Search code examples
pythonpandasnumpyscipysparse-matrix

Adding Multiple Pandas Columns to Sparse CSR Matrix


so my question is based on this question.

I have Twitter data where I extracted unigram features and number of orthographies features such as excalamation mark, question mark, uppercase, and lowercase. I want to stack orthographies features into transformed unigram feature. Here is my code:

X_train, X_test, y_train, y_test = train_test_split(tweet_df[['tweets', 'exclamation', 'question', 'uppercase', 'lowercase']], tweet_df['class'], stratify=tweet_df['class'],
                                 test_size = 0.2, random_state=0)

count_vect = CountVectorizer(ngram_range=(1,1))
X_train_gram = count_vect.fit_transform(X_train['tweets'])

tfidf = TfidfTransformer()
X_train_gram = tfidf.fit_transform(X_train_gram)

X_train_gram = hstack((X_train_gram,np.array(X_train['exclamation'])[:,None]))

This worked, however I can't find a way to incorporate the rest of columns (question, uppercase, lowercase) into the stack in one line of code. Here is the failed try:

X_train_gram = hstack((X_train_gram,np.array(list(X_train['exclamation'], X_train['question'], X_train['uppercase'], X_train['lowercase']))[:,None])) #list expected at most 1 arguments, got 4

X_train_gram = hstack((X_train_gram,np.array(X_train[['exclamation', 'question', 'uppercase', 'lowercase']])[:,None])) #expected dimension <= 2 array or matrix

X_train_gram = hstack((X_train_gram,np.array(X_train[['exclamation', 'question', 'uppercase', 'lowercase']].values)[:,None])) #expected dimension <= 2 array or matrix

Any help appreciated.


Solution

  • You have problems with list syntax and sparse.coo_matrix creation.
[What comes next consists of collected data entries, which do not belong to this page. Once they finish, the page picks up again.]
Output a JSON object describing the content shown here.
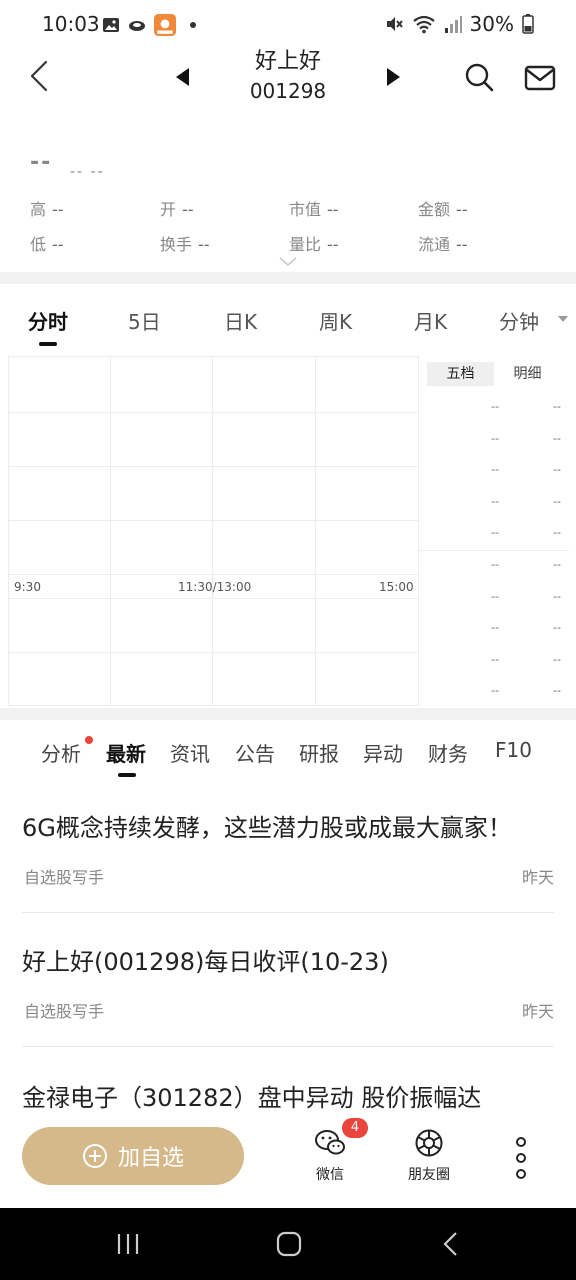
{
  "status_bar": {
    "time": "10:03",
    "battery": "30%",
    "left_icons": [
      "gallery-icon",
      "cloud-icon",
      "app-notification-icon"
    ],
    "right_icons": [
      "mute-icon",
      "wifi-icon",
      "signal-icon",
      "battery-icon"
    ]
  },
  "header": {
    "stock_name": "好上好",
    "stock_code": "001298"
  },
  "quote": {
    "price": "--",
    "change": "-- --",
    "row1": [
      {
        "label": "高",
        "value": "--"
      },
      {
        "label": "开",
        "value": "--"
      },
      {
        "label": "市值",
        "value": "--"
      },
      {
        "label": "金额",
        "value": "--"
      }
    ],
    "row2": [
      {
        "label": "低",
        "value": "--"
      },
      {
        "label": "换手",
        "value": "--"
      },
      {
        "label": "量比",
        "value": "--"
      },
      {
        "label": "流通",
        "value": "--"
      }
    ]
  },
  "chart_tabs": [
    {
      "label": "分时",
      "active": true
    },
    {
      "label": "5日"
    },
    {
      "label": "日K"
    },
    {
      "label": "周K"
    },
    {
      "label": "月K"
    },
    {
      "label": "分钟"
    }
  ],
  "chart": {
    "time_labels": [
      "9:30",
      "11:30/13:00",
      "15:00"
    ]
  },
  "depth": {
    "tabs": [
      {
        "label": "五档",
        "active": true
      },
      {
        "label": "明细"
      }
    ],
    "rows": [
      [
        "--",
        "--"
      ],
      [
        "--",
        "--"
      ],
      [
        "--",
        "--"
      ],
      [
        "--",
        "--"
      ],
      [
        "--",
        "--"
      ],
      [
        "--",
        "--"
      ],
      [
        "--",
        "--"
      ],
      [
        "--",
        "--"
      ],
      [
        "--",
        "--"
      ],
      [
        "--",
        "--"
      ]
    ]
  },
  "news_tabs": [
    {
      "label": "分析",
      "dot": true
    },
    {
      "label": "最新",
      "active": true
    },
    {
      "label": "资讯"
    },
    {
      "label": "公告"
    },
    {
      "label": "研报"
    },
    {
      "label": "异动"
    },
    {
      "label": "财务"
    },
    {
      "label": "F10"
    }
  ],
  "news": [
    {
      "title": "6G概念持续发酵，这些潜力股或成最大赢家！",
      "source": "自选股写手",
      "time": "昨天"
    },
    {
      "title": "好上好(001298)每日收评(10-23)",
      "source": "自选股写手",
      "time": "昨天"
    },
    {
      "title": "金禄电子（301282）盘中异动 股价振幅达"
    }
  ],
  "actions": {
    "add_label": "加自选",
    "wechat_label": "微信",
    "wechat_badge": "4",
    "moments_label": "朋友圈"
  },
  "colors": {
    "accent_gold": "#d5b98a",
    "badge_red": "#e8453c",
    "tab_active": "#111111"
  }
}
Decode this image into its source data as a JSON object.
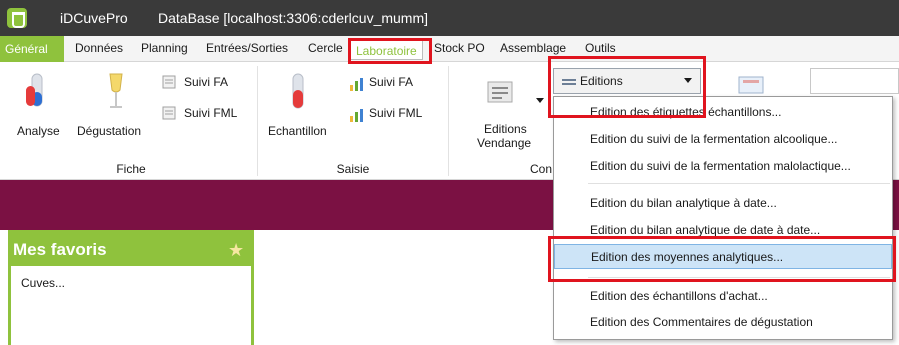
{
  "window": {
    "app_name": "iDCuvePro",
    "database": "DataBase [localhost:3306:cderlcuv_mumm]"
  },
  "menubar": {
    "tabs": [
      {
        "label": "Général"
      },
      {
        "label": "Données"
      },
      {
        "label": "Planning"
      },
      {
        "label": "Entrées/Sorties"
      },
      {
        "label": "Cercle"
      },
      {
        "label": "Laboratoire"
      },
      {
        "label": "Stock PO"
      },
      {
        "label": "Assemblage"
      },
      {
        "label": "Outils"
      }
    ]
  },
  "ribbon": {
    "fiche": {
      "group_label": "Fiche",
      "analyse": "Analyse",
      "degustation": "Dégustation",
      "suivi_fa": "Suivi FA",
      "suivi_fml": "Suivi FML"
    },
    "saisie": {
      "group_label": "Saisie",
      "echantillon": "Echantillon",
      "suivi_fa": "Suivi FA",
      "suivi_fml": "Suivi FML"
    },
    "consult": {
      "group_label": "Con",
      "editions_vendange_1": "Editions",
      "editions_vendange_2": "Vendange"
    }
  },
  "editions_dropdown": {
    "button_label": "Editions",
    "items": [
      {
        "label": "Edition des étiquettes échantillons..."
      },
      {
        "label": "Edition du suivi de la fermentation alcoolique..."
      },
      {
        "label": "Edition du suivi de la fermentation malolactique..."
      },
      {
        "label": "Edition du bilan analytique à date..."
      },
      {
        "label": "Edition du bilan analytique de date à date..."
      },
      {
        "label": "Edition des moyennes analytiques..."
      },
      {
        "label": "Edition des échantillons d'achat..."
      },
      {
        "label": "Edition des Commentaires de dégustation"
      }
    ]
  },
  "favorites": {
    "title": "Mes favoris",
    "items": [
      {
        "label": "Cuves..."
      }
    ]
  },
  "colors": {
    "accent_green": "#8fc23d",
    "band_maroon": "#7b1143",
    "highlight_red": "#e0141e",
    "hover_blue": "#cde4f7"
  }
}
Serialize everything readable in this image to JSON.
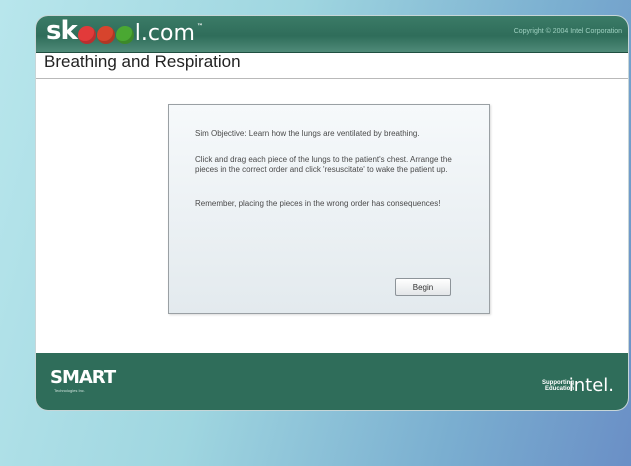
{
  "header": {
    "logo": {
      "prefix": "sk",
      "middle": "l.com",
      "balls": [
        "#e23a3a",
        "#d7442d",
        "#4aa832"
      ]
    },
    "copyright": "Copyright © 2004 Intel Corporation"
  },
  "page": {
    "title": "Breathing and Respiration"
  },
  "dialog": {
    "objective": "Sim Objective: Learn how the lungs are ventilated by breathing.",
    "instructions": "Click and drag each piece of the lungs to the patient's chest. Arrange the pieces in the correct order and click 'resuscitate' to wake the patient up.",
    "warning": "Remember, placing the pieces in the wrong order has consequences!",
    "begin_label": "Begin"
  },
  "footer": {
    "smart_logo": "SMART",
    "supporting": [
      "Supporting",
      "Education"
    ],
    "intel_logo": "intel."
  },
  "colors": {
    "header_green": "#2f6d5a",
    "slide_bg_left": "#b8e6ec",
    "slide_bg_right": "#6a8fc6"
  }
}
    np.array(X_train['exclamation'])[:,None])
    

    Series to array is 1d, with None, becomes (n,1)

    np.array(list(X_train['exclamation'], X_train['question'], X_train['uppercase'], X_train['lowercase']))[:,None]
    

    That's not valid list syntax:

    In [327]: list(1,2,3,4)                                                         
    ---------------------------------------------------------------------------
    TypeError                                 Traceback (most recent call last)
    <ipython-input-327-e06d60ac583e> in <module>
    ----> 1 list(1,2,3,4)
    
    TypeError: list() takes at most 1 argument (4 given)
    

    next:

    np.array(X_train[['exclamation', 'question', 'uppercase', 'lowercase']])[:,None])
    

    With multiple columns, we get a DataFrame; which makes a 2d array; add the None, and get a 3d array:

    In [328]: np.ones((2,3))[:,None].shape                                          
    Out[328]: (2, 1, 3)
    

    Can't make a coo matrix from a 3d array. Adding values doesn't change things. np.array(dataframe) is the same as dataframe.values.

    np.array(X_train[['exclamation', 'question', 'uppercase', 'lowercase']].values)[:,None]
    

    This has a chance of working:

    hstack((X_train_gram, np.array(X_train[['exclamation', 'question', 'uppercase', 'lowercase']].values))
    

    though I'd suggest writing

    arr = np.array(X_train[['exclamation', 'question', 'uppercase', 'lowercase']].values
    M = sparse.coo_matrix(arr)
    sparse.hstack(( X_train_gram, M))
    

    It's more readable, and should be easier to debug if there are problems.